Once this was done, the remaining process was easier. To start working on my implementation, I started with the good blogs by Hechao Li. For confusing topics and blockers I had to refer to lxc and runc implementations.
Interesting stuff
Prior to this undertaking, I was aware of the theory of containers, but implementing taught me a lot of
new things. I spent much time debugging and understanding the effect of namespace isolation on the child process, parent process
and synchronization between them. Making pivot_root
work was another huge task to understand and do it
correctly.
Parent and child synchronization
When you clone a process with flags like CLONE_NEWNS
, CLONE_NEWIPC
, CLONE_NEWNET
and separation
of Virtual Memory and Filesystem, you are left with few choices of process synchronizations.
What didn’t work :
-
IPC mechanisms like
semaphores
,message queues
andshared memory
do not work due to IPC isolation and no common memory between the child and parent (due to absence ofCLONE_VM
flag). -
UNIX sockets could not be used since the file system was also isolated. To make this work, there needed To be a common area of FS where the socket would have to be created, leading to complex solutions. Similarly, isolation of network namespace using
CLONE_NEWNET
makes it difficult to use TCP or other sockets.
What worked :
pipe
(verified it myself) andeventfd
(not verified) are two ways that would work. I usedpipe
to synchronize the parent and the child process.

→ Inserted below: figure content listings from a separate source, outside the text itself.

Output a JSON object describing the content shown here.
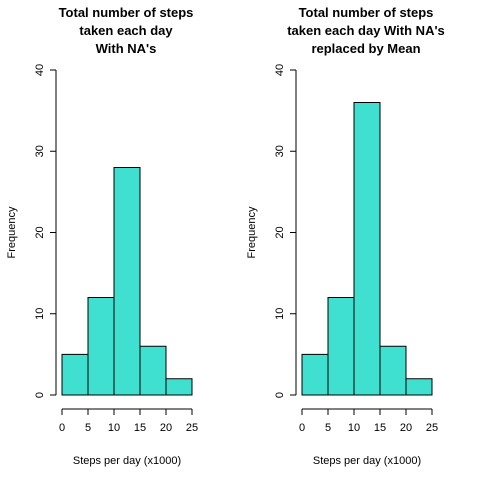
{
  "chart_data": [
    {
      "type": "bar",
      "title_lines": [
        "Total number of steps",
        "taken each day",
        "With NA's"
      ],
      "xlabel": "Steps per day (x1000)",
      "ylabel": "Frequency",
      "bin_edges": [
        0,
        5,
        10,
        15,
        20,
        25
      ],
      "values": [
        5,
        12,
        28,
        6,
        2
      ],
      "xlim": [
        0,
        25
      ],
      "ylim": [
        0,
        40
      ],
      "x_ticks": [
        0,
        5,
        10,
        15,
        20,
        25
      ],
      "y_ticks": [
        0,
        10,
        20,
        30,
        40
      ],
      "bar_color": "#40E0D0",
      "grid": false
    },
    {
      "type": "bar",
      "title_lines": [
        "Total number of steps",
        "taken each day With NA's",
        "replaced by Mean"
      ],
      "xlabel": "Steps per day (x1000)",
      "ylabel": "Frequency",
      "bin_edges": [
        0,
        5,
        10,
        15,
        20,
        25
      ],
      "values": [
        5,
        12,
        36,
        6,
        2
      ],
      "xlim": [
        0,
        25
      ],
      "ylim": [
        0,
        40
      ],
      "x_ticks": [
        0,
        5,
        10,
        15,
        20,
        25
      ],
      "y_ticks": [
        0,
        10,
        20,
        30,
        40
      ],
      "bar_color": "#40E0D0",
      "grid": false
    }
  ]
}
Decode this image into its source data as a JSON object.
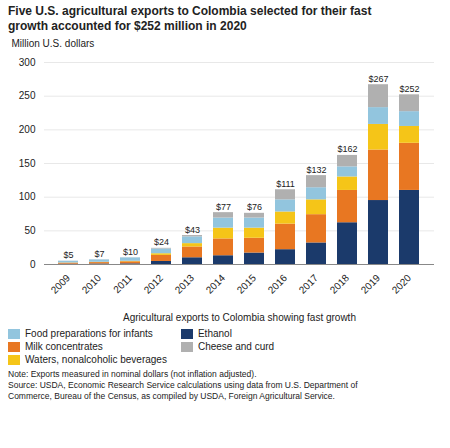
{
  "chart_data": {
    "type": "bar",
    "stacked": true,
    "title": "Five U.S. agricultural exports to Colombia selected for their fast\ngrowth accounted for $252 million in 2020",
    "ylabel": "Million U.S. dollars",
    "xlabel": "Agricultural exports to Colombia showing fast growth",
    "categories": [
      "2009",
      "2010",
      "2011",
      "2012",
      "2013",
      "2014",
      "2015",
      "2016",
      "2017",
      "2018",
      "2019",
      "2020"
    ],
    "series": [
      {
        "name": "Ethanol",
        "color": "#1B3A6B",
        "values": [
          0.5,
          0.8,
          1.0,
          4.5,
          10.0,
          13.0,
          17.0,
          22.0,
          32.0,
          62.0,
          95.0,
          110.0
        ]
      },
      {
        "name": "Milk concentrates",
        "color": "#E87722",
        "values": [
          1.5,
          2.0,
          3.0,
          9.0,
          16.0,
          25.0,
          22.0,
          38.0,
          42.0,
          48.0,
          75.0,
          70.0
        ]
      },
      {
        "name": "Waters, nonalcoholic beverages",
        "color": "#F5C518",
        "values": [
          0.3,
          0.5,
          0.8,
          2.5,
          5.0,
          16.0,
          15.0,
          18.0,
          22.0,
          20.0,
          38.0,
          25.0
        ]
      },
      {
        "name": "Food preparations for infants",
        "color": "#92C5DE",
        "values": [
          2.5,
          3.5,
          5.0,
          7.0,
          10.0,
          15.0,
          15.0,
          18.0,
          18.0,
          15.0,
          25.0,
          22.0
        ]
      },
      {
        "name": "Cheese and curd",
        "color": "#B0B0B0",
        "values": [
          0.2,
          0.2,
          0.2,
          1.0,
          2.0,
          8.0,
          7.0,
          15.0,
          18.0,
          17.0,
          34.0,
          25.0
        ]
      }
    ],
    "totals": [
      5,
      7,
      10,
      24,
      43,
      77,
      76,
      111,
      132,
      162,
      267,
      252
    ],
    "total_labels": [
      "$5",
      "$7",
      "$10",
      "$24",
      "$43",
      "$77",
      "$76",
      "$111",
      "$132",
      "$162",
      "$267",
      "$252"
    ],
    "legend": "bottom",
    "legend_order": [
      "Food preparations for infants",
      "Milk concentrates",
      "Waters, nonalcoholic beverages",
      "Ethanol",
      "Cheese and curd"
    ],
    "ylim": [
      0,
      300
    ],
    "yticks": [
      0,
      50,
      100,
      150,
      200,
      250,
      300
    ],
    "grid": true,
    "notes": [
      "Note: Exports measured in nominal dollars (not inflation adjusted).",
      "Source: USDA, Economic Research Service calculations using data from U.S. Department of",
      "Commerce, Bureau of the Census, as compiled by USDA, Foreign Agricultural Service."
    ]
  }
}
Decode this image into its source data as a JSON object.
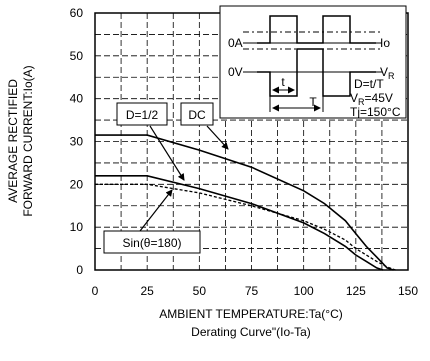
{
  "chart_data": {
    "type": "line",
    "xlabel": "AMBIENT TEMPERATURE:Ta(°C)",
    "caption": "Derating Curve\"(Io-Ta)",
    "ylabel_line1": "AVERAGE RECTIFIED",
    "ylabel_line2": "FORWARD CURRENT:Io(A)",
    "xlim": [
      0,
      150
    ],
    "ylim": [
      0,
      60
    ],
    "x_ticks": [
      "0",
      "25",
      "50",
      "75",
      "100",
      "125",
      "150"
    ],
    "y_ticks": [
      "0",
      "10",
      "20",
      "30",
      "40",
      "50",
      "60"
    ],
    "grid": "dashed",
    "series": [
      {
        "name": "DC",
        "style": "solid",
        "x": [
          0,
          25,
          50,
          75,
          100,
          110,
          120,
          125,
          130,
          135,
          140,
          143
        ],
        "y": [
          31.5,
          31.5,
          28,
          24,
          18.5,
          15.5,
          11.5,
          8.5,
          5.5,
          3,
          0.5,
          0
        ]
      },
      {
        "name": "D=1/2",
        "style": "solid",
        "x": [
          0,
          25,
          50,
          75,
          100,
          110,
          120,
          125,
          130,
          135,
          138
        ],
        "y": [
          22,
          22,
          19,
          15.5,
          11,
          8.5,
          5.5,
          3.5,
          2,
          0.5,
          0
        ]
      },
      {
        "name": "Sin(θ=180)",
        "style": "dashed",
        "x": [
          0,
          25,
          50,
          75,
          100,
          110,
          120,
          125,
          130,
          135,
          140,
          144
        ],
        "y": [
          20,
          20,
          18,
          15,
          11.5,
          9.5,
          7,
          5,
          3.5,
          2,
          0.7,
          0
        ]
      }
    ],
    "annotations": {
      "dc": "DC",
      "d12": "D=1/2",
      "sin": "Sin(θ=180)"
    },
    "inset": {
      "io_zero": "0A",
      "v_zero": "0V",
      "io_label": "Io",
      "vr_main": "V",
      "vr_sub": "R",
      "t": "t",
      "T": "T",
      "d_formula": "D=t/T",
      "vr_val_main": "V",
      "vr_val_sub": "R",
      "vr_val_rest": "=45V",
      "tj": "Tj=150°C"
    }
  }
}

Why was synchronization needed ?
I was using CLONE_NEWUSER
flag which creates a user namespace, so the child process has different user
ID in the new namespace. To add on the difficulty, there needs to be a mapping between the host namespace /
parent namespace and the container namespace for programs to make changes to the system.
If the UID 0
of the container is mapped as UID 1000
or any other non-zero value on the host, then it
would not be able to make privileged changes on the host system. But if we map the UID 0
of the container
to the UID 0
of the host, the container is allowed to run privileged instructions, except a few. This is how
--privileged
option works in Docker.
So this has to be done by the parent process after
the child is cloned. So the child must wait
for the
parent to setup the mappings in /proc/child_pid/uid_map
and corresponding gid_map
files before it can
exec the command provided by the user.
Cgroups
To deal with cgroup limits, I had two options:
-
After cloning the child, move the process to the cgroup by writing the child PID to
cgroup.procs
file. This is not the recommended method if we need to create a new process. -
The other method was to use
CLONE_INTO_CGROUP
flag forclone3
, which required the support ofclone3
syscall in the Kernel. This made it easy to set cgroup limits and let the child be created directly into the cgroup.
Mount and pivot_root
One of the tough task was to understand and do pivot_root
correctly. This was made complex by the task
to mount procfs
in the child namespace. After much experiment, I managed to do it correctly. I have
documented in the Setting up the file-system
in my notes.
Network connection with the host
The last part that I wanted to implement was a veth connection between the host network namespace as veth0
and the container as veth1
. I failed here, due to my lack of experience with netlink
and rtnetlink
in
particular. I tried using both the raw netlink socket
and the libnl
library, but I faced issues that I
could not debug. I have added it my TODO
list, which I would pickup once I get enough experience with netlink.
My notes
My notes are available here.
Thank you for reading the blog ❤️. I hope my work helped you!